第31章 またね
「誰も知らねぇぞ…………」
「まァ…話してみよう。」
「ワナかも知んねぇぞ、やめとけ。」
「その可能性はあるな…なまえちゃん、ワナだったら危ないからおれに貸してくれ。」
「え……うん。」
サンジに受話器を渡して出てもらうことにした。海軍だったら、私達が麦わらの一味じゃないことを誤魔化さなくちゃいけない。その話術が私にはないから。受話器を取った瞬間、耳をつんざく声が部屋に響いた。
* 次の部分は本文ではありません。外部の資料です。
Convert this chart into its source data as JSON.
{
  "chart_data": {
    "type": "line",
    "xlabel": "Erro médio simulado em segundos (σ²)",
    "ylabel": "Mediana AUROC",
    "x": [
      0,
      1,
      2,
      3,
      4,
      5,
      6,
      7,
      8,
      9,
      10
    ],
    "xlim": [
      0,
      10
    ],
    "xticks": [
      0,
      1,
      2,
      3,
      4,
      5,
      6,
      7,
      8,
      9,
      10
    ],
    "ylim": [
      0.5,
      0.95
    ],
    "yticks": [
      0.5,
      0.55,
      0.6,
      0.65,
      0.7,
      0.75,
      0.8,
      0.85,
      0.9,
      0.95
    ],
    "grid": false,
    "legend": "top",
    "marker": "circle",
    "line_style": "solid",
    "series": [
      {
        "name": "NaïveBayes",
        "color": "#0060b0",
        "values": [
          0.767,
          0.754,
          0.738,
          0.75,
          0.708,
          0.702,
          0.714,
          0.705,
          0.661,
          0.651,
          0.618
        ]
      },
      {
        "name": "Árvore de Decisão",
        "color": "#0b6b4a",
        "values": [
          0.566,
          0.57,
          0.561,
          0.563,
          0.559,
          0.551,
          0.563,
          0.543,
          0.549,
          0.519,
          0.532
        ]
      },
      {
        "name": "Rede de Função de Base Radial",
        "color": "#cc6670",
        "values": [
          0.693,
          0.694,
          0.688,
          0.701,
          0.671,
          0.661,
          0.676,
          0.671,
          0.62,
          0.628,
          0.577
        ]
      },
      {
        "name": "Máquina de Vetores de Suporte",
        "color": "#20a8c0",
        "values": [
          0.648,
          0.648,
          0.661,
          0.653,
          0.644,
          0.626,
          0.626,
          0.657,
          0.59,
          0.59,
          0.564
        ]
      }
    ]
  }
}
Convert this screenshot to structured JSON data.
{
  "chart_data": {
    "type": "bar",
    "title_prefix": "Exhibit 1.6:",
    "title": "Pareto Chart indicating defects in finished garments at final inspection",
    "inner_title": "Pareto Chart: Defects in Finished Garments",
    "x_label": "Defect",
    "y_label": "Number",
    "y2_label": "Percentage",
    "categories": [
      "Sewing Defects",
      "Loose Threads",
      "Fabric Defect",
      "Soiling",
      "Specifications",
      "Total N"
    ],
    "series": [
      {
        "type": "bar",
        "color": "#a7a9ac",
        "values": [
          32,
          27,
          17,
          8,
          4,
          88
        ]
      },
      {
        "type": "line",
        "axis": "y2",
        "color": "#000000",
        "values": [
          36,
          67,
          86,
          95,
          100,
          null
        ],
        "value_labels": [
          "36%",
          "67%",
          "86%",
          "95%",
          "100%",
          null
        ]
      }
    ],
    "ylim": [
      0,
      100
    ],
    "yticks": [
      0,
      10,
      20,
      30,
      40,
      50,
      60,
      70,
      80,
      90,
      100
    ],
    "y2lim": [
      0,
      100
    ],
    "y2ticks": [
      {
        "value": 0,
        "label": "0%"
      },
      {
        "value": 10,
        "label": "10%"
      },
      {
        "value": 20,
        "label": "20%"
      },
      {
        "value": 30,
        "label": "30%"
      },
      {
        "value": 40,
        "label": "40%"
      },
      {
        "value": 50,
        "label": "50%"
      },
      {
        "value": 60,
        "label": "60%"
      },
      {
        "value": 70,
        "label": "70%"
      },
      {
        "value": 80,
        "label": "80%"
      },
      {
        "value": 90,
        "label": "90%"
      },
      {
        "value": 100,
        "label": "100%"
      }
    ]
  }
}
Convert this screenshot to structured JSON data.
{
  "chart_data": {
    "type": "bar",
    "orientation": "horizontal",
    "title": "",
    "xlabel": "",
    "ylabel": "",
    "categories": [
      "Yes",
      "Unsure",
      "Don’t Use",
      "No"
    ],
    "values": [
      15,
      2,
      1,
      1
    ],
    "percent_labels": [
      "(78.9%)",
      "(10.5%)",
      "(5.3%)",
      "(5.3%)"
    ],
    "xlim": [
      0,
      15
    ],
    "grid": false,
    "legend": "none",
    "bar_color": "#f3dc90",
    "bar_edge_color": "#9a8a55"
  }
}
『モシモシィ!!?モッシィ!!?がーーっはっはっはっ!!!あァちしよォ〜〜〜う!!!あ、ち、シ〜〜〜〜!!!』
ガチャン…
うるさい。サンジが無言で受話器を置くのが分かる。この声、喋り方はMr.2だ。そうだね、こいつMr.2ボン・クレーだからボンちゃんか。
ジリリリリリリ
「何だよ!!!」
サンジに無断で電話を切られたのが気に入らなかったのか、凄い形相でまた電話がかかってきた。今度はルフィが受話器を取る。
「おう、オカマか!?おれ達に何か用か?」
『アラ!?その声は“麦わら”ちゃんねーい!!?アンタ達強いじゃなーい!!?あちしびっくらコイたわ!!そーそー“Mr.2”ってあちしの事呼んじゃダメよ。電波が海軍に捕まったらあちし大変だから!!』
「今自分で言ったぞ。」
「要件を言え。」
『あ…そうそう。アンタ達の船、あちしが貰ったから!』
「「「「フザけんな!!!」」」」
1言話すごとにいちいち騒がしい人だな。というか、要件を忘れるって何?しかもその要件、私達にとっちゃ死活問題なんだけど!!
「この野郎、ジョーダンじゃねぇぞ!!今どこだ!!」
『アンタ達の船の上ェ〜〜〜〜〜』
「よりによってコイツ…………!!!」
『違〜〜〜〜うの、違〜〜〜〜〜うのよう!!!あちし達…友達ジャナ〜イ?』
友達は船盗ったりしないよ!!本当に何がしたいんだこの人は。確かにアラバスタにつく前にルフィ達と仲良くなってた、友達と言ってもいいくらいにね。だけど、結局敵だったわけで。
とりあえずどこにいるかだけでも教えてもらわないと、私達が取り残されてしまったら出航できない。